Türkiye’deki rektör atamalarının bilimin kalitesini düşürdüğünün altını çizen Özbudun, sözlerini şu şekilde sürdürdü: “Örneğin Harran Üniversitesi’ne atanan şahıs, ‘İslami olarak Cumhurbaşkanına itaat etmek farzdır. Karşı gelmekte haramdır’ lafını edebiliyor. Ya da bir kadınla tokalaşmayı ateş tutmaktan beter olarak ifade eden şahıslar eğitim görevlileri oluyor. Boğaziçi Üniversitesi’ne atanan şahıs da AKP’li biridir. Bilimsel kriterleri açısından atadığı kişinin bırakın rektör olmayı, asistan dahi seçilemeyecek biridir. Bu, üniversitelere yönelik topyekun saldırıların bir ayağıdır. Üniversitelere yönelik bir rövanş hareketidir.”

TEK ARAÇ ‘SOPA’

Özbudun, tüm iktidarların haksızlıklara ses çıkaranlardan hoşlanmadığını ifade ederek, mevcut iktidarın da itiraz edenlere karşı baskı politikası uyguladığını söyledi. İktidarın elindeki tek aracın “sopa” olduğunu dile getiren Özbudun, “Bir laf vardır; eğer elinizdeki tek araç çekiçse bütün sorunlar size çivi olarak görünür. Bu mantıktan hareketle bütün itirazları bastırmak için ancak polis gücünü kullanmak yoluna gidiyorlar. Anti demokratik ve öğrenci düşmanıdırlar. Ama artık yapılması gereken iktidarın neyi ne için yaptığından ziyade muhalefetin ne yapacağını tartışmaktır” diye konuştu.

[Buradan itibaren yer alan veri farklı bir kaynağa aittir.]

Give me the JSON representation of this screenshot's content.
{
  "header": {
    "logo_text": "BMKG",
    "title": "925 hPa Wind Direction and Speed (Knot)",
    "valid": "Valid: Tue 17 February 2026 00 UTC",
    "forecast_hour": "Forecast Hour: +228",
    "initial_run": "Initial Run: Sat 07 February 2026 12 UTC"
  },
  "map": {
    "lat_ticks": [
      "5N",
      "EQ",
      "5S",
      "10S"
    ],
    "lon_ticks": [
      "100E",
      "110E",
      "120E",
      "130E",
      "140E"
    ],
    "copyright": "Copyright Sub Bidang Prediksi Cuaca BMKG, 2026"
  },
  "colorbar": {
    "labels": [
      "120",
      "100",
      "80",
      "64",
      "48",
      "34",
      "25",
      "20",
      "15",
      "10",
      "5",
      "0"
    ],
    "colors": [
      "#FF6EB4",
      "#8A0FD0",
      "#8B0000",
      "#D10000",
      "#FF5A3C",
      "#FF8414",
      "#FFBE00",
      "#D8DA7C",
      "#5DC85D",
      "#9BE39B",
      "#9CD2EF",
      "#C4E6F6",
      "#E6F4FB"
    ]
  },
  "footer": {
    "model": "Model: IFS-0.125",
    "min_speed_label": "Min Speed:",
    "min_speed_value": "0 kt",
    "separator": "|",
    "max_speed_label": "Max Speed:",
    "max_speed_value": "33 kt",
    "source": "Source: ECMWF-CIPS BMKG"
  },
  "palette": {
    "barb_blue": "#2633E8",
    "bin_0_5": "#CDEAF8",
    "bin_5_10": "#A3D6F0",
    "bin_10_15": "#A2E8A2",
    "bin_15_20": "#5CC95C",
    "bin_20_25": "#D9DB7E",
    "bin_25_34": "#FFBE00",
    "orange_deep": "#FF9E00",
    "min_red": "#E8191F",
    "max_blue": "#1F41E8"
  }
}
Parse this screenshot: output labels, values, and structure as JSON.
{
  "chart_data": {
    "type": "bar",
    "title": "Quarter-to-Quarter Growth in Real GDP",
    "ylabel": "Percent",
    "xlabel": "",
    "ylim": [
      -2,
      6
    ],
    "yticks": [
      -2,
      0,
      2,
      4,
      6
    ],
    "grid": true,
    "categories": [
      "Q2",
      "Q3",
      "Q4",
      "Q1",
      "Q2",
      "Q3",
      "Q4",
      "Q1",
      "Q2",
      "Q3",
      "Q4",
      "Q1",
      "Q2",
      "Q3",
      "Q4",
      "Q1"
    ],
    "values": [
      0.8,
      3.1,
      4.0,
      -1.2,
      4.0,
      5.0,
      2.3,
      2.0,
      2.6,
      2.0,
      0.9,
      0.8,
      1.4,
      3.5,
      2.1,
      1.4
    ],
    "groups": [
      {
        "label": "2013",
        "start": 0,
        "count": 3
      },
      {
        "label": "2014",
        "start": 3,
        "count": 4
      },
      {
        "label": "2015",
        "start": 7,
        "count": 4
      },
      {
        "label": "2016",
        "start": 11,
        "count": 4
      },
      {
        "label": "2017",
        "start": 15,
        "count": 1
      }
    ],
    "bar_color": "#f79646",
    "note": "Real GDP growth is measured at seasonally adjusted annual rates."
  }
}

Tek itiraz yolunun “gövdeyi ortaya koyarak hayırda direnebilmek” olduğuna vurgu yapan Özbudun, emekten yana bir üniversitenin elzemliğine dikkati çekerek, “Üniversitenin 3 şeye biat etmemesi lazım. Sermayeye, dine, iktidarlara” diye ekledi.

Özbudun son olarak, toplumun tüm kesimlerinin üniversiteye ve akademiye sahip çıkması gerektiğini ifade ederek, duyarlılık çağrısında bulundu.